The misty eyes were steady. ‘I did not kill him. I did not see him. I did not even hear the shot, monsieur. We weren't involved in that business.'

Merde
! she was still being difficult! ‘Who left the note for Father Eugène?'

‘A friend. All right, one of us, but only after the hostages had been taken.'

The hostages … The drawing mistress was standing in the doorway, waiting for the girl. They'd not heard the knock the woman must have given.

‘A moment, please, madame.
Please.
Get out!'

The impasse fell back on them. ‘A last few questions, Marianne. The Captain Dupuis, the veteran with one leg. Did Christabelle ever mention him to you? Was she not perhaps a little afraid of him?'

The girl shook her head. ‘She said Dupuis was obviously quite interested in her but that he could never get up the courage to speak to her. Me, I think his attentions mildly amused her. I had the feeling that she knew all about men and what they wanted of a girl.'

‘And Roland Minou, the son of the concierge at that hotel? Did you ever see him lurking about? Did she ever mention him?'

Again she shook her head. ‘This one I do not know. Christabelle came always in the evening, at around eight or nine, so he could have been some place else.'

Or was simply too clever to have let himself be seen.

‘What about a Corsican? A man of sixty-three or so?

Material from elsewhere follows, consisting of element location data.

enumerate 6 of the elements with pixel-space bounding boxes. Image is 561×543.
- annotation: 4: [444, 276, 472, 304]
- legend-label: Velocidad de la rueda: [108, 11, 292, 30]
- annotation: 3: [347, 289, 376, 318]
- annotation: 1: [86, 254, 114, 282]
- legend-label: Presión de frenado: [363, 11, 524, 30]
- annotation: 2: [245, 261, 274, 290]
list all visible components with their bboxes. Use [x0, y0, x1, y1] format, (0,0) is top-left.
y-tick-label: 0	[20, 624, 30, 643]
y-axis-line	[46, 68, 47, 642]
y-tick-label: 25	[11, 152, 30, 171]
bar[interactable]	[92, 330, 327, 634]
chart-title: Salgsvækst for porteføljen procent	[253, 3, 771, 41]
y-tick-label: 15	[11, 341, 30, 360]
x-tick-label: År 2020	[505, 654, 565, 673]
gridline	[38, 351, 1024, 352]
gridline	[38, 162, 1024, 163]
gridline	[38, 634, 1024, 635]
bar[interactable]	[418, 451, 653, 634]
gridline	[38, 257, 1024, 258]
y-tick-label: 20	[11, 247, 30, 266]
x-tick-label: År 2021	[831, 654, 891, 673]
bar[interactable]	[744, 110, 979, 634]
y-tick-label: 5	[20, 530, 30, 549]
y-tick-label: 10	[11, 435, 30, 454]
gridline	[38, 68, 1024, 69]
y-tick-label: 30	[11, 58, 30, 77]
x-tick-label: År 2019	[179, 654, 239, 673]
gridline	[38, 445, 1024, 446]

Please, it is vital, mademoiselle.
Think
! You must remember.'

‘A Corsican …? But she has met only the industrialist?'

The frown deepened, the left cheek of her seat was unconsciously scratched, first towards the hip and then a little further back.

‘Well, what is it?' he asked.

‘The villa at Number twenty-three. I … I saw her stepping out from its courtyard once. As I came along the street, she turned quickly away towards the door, but did not touch it, monsieur. It closed by itself, and when I asked her who she'd met in there, she said no one, that she had simply gone into the courtyard to see what it looked like.'

‘Did this occur before or after her meeting with the industrialist?'

‘Before. At … at about eight-thirty. It was warm. There were still lots of people about. They would have taken no notice of her, they would have thought she'd simply got the wrong address.'

But you knew she'd left her purse in there, didn't you, eh? and you're not about to tell me this.

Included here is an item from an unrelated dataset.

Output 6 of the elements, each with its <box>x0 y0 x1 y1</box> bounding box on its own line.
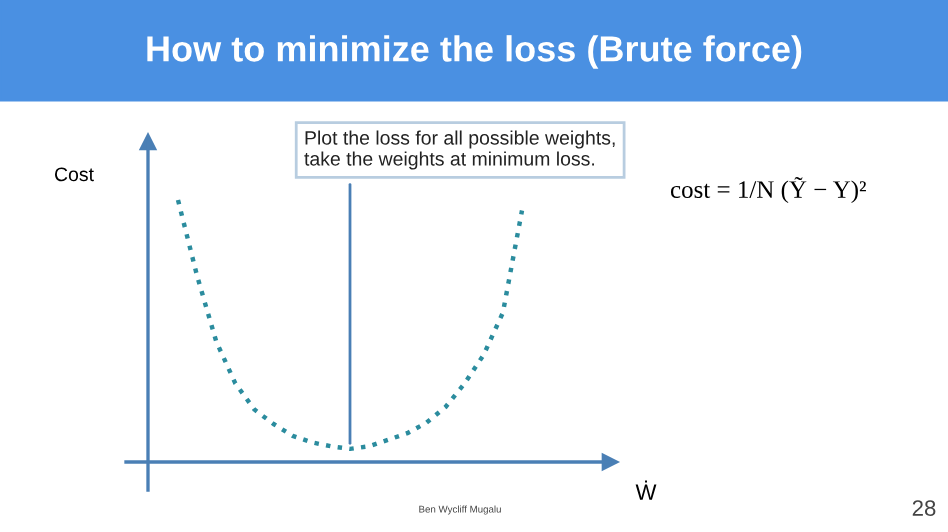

It made him sad to think she still didn't trust him. ‘That place used to be her grandfather's house. Did she ever mention him or the carousel?'

‘No … no, she never mentioned those. A carousel
…?
'

‘A canary?'

The girl looked away. ‘A canary. Yes … yes, I once saw her with it. A little bird that had been mounted by the taxidermist, you understand. She was stroking it, so lost in thought she did not hear me and when she did, she put it quickly away in a pocket.'

‘Take Georges' advice. Don't go near him. Do absolutely nothing but your work here and in the hat shop. Stay indoors after curfew. Keep out of draughts and tell your friends to do so as well. The heat is on. I'll be in touch.'

Only then did she clasp her breasts to feel them rise and fall in the sigh she gave.

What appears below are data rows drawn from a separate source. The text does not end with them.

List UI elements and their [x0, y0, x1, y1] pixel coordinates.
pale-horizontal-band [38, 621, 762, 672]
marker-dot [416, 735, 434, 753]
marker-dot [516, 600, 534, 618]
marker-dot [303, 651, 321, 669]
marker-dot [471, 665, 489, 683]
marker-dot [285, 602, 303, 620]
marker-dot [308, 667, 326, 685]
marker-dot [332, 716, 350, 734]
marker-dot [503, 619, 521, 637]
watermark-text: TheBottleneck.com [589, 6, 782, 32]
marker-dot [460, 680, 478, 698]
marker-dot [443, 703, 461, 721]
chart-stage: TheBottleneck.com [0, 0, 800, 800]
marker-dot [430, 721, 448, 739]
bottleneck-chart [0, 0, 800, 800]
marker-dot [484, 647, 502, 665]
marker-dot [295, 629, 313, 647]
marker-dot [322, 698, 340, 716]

He'd closed the door behind him. He'd given her a few brief moments in which to compose herself.

He'd not asked if she had ever been in that room of Christabelle's or inside the Villa Audit, or why the girl had met her grandfather and the Corsican at the Café Noir on the avenue de Laumiére near the parc des Buttes-Chaumont.

Or why the girl had taken the canary out of her pocket and had quietly stroked it as the two men had talked so earnestly to her about things. A young girl, a dark-haired girl who had dyed her hair like that – why, why had she done so?

Christabelle Audit; Christiane Baudelaire. Two sets of papers, the one correct, the other false, but the occupation of art student and artist's mannequin the same, as if pride could not let her make some more sensible choice for at least one of them.

The dressing-room was small. The stove had gone out and the door was still closed but would it open suddenly some day, would he come for her also, this murderer?

A Corsican …

Gripping her shoulders, she rubbed them for warmth but stood alone wondering … wondering … How did she die? Terribly.